Joining the Rangers and familiar faces
Boyko, like many others, watched the draft at home surrounded by family due to the pandemic. His parents and sister were with him when he saw his name appear on screen and the young goalie immediately knew what was ahead.
“I can’t explain the feeling of being selected by a franchise like the Rangers. Ive heard nothing but positive things about Mr. Allarie,” he recalls. “It’ll be an honour to meet him and learn from him.”
Boyko has a good feeling about the Rangers, with whom he had several conversations prior to the draft. In the absence of a scouting combine, NHL teams had to rely on Zoom calls to get a feel for the personality of a player.
“I talked to the Rangers before the draft so they were definitely on the back of my mind,” Boyko told me. “Going into the day you don’t really know what to expect so it was still an extremely exciting moment.”
We can safely assume the decision to draft Boyko was initiated by Allaire himself. It’s important for an NHL organization to keep the shelves stocked in every position and that includes goaltending.
Talyn Boyko is the 3rd goalie in the last 2 drafts to be picked by the Rangers and the 2nd from the WHL, joining Kamloops Blazers’ Dylan Garand who is no stranger to Boyko.

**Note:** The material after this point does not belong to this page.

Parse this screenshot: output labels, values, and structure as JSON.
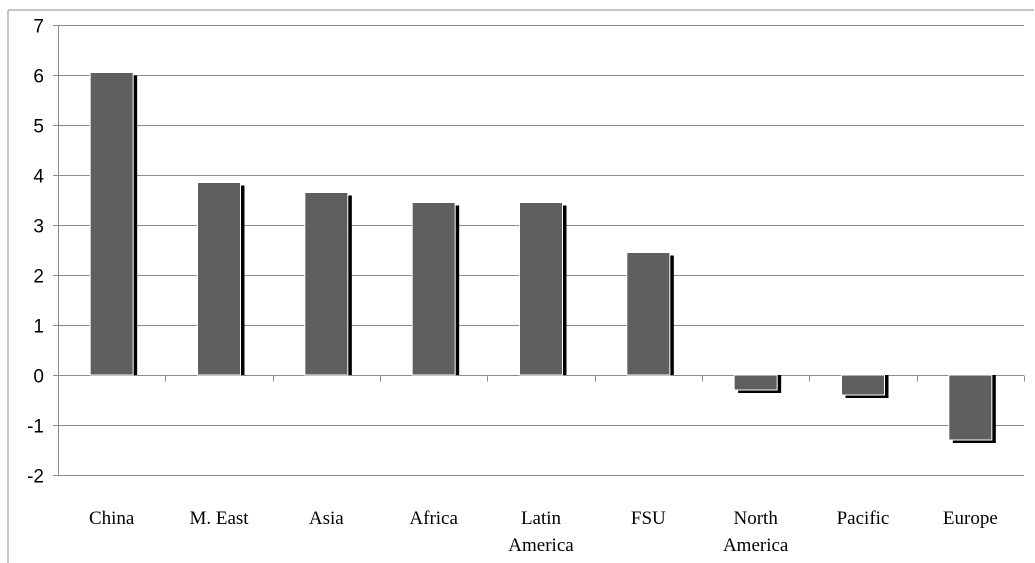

“I’ve played against Dylan for the last few years. Don’t know him to personally but he seems like a great guy and i’m excited to get to know him better,” he says. “I’m friends with Matthew Rempe who was drafted last year and also workout with Ryder Korczak.”
Hockey in Washington State
Boyko is starting his 4th year in the WHL in the coming weeks. During his first 3 seasons, he has been able to improve his performance and gradually playing more games.
In 2018-19 he played in just 10 games, with a save percentage of .862, that was followed up by a 24-game season with a .892 save percentage. Last season was cut short by the pandemic of course, but in a 24-game season Boyko was in net for 14 contests, finishing the season with a 7-7-0 record and a .901 save percentage. When asked about it, Boyko says it’s a result of playing more games, gaining experience and confidence but also getting stronger over the years.
“Last season definitely had its challenges as everyone dealt with the pandemic,” he revealed. “It would’ve been nice to have a full 68 game season but I am extremely grateful the WHL was able to put together the 24 game season.”
The feeling is shared by many and luckily for Boyko and the other WHL players, they still were able to play competitive games unlike their colleagues in the OHL including Brennan Othmann, Will Cuylle and Evan Vierling.
It’s a big year for hockey in the state of Washington of course with the official inclusion of the Seattle Kraken as the 32nd team in the NHL.
The Tri-City Americans play in Kennewick, 3.5 hours away from Seattle by car, yet the Kraken-hype is noticeable. “Washington state is definitely excited to have a team. I know lots of people from around the Tri-City who are ecstatic about the Kraken,” Boyko notes.
Off-season and life outside the rink
Boyko has a long way to go before he will get a shot in New York. He understands that it will take hard work and dedication to get there. “This off-season I’ve been working on improving my overall strength and my ability to play more neutral in net,” he said about his offseason training. “As well as playing a bit more aggressive.”
He also noted that he spends his off-seasons in Calgary with fellow Rangers prospect Ryder Korczak and some NHLers including Jordan Eberle.
When Boyko isn’t working out he likes to spend his time like on the golf course. It’s a way to wind down and get away from the game.
Finally, I asked him about his unusual first name. Where does it come from, and does it have any special meaning?
“Definitely not a super common name,” he claims. “I don’t think there’s a ton of meaning behind it, my parents just liked it.”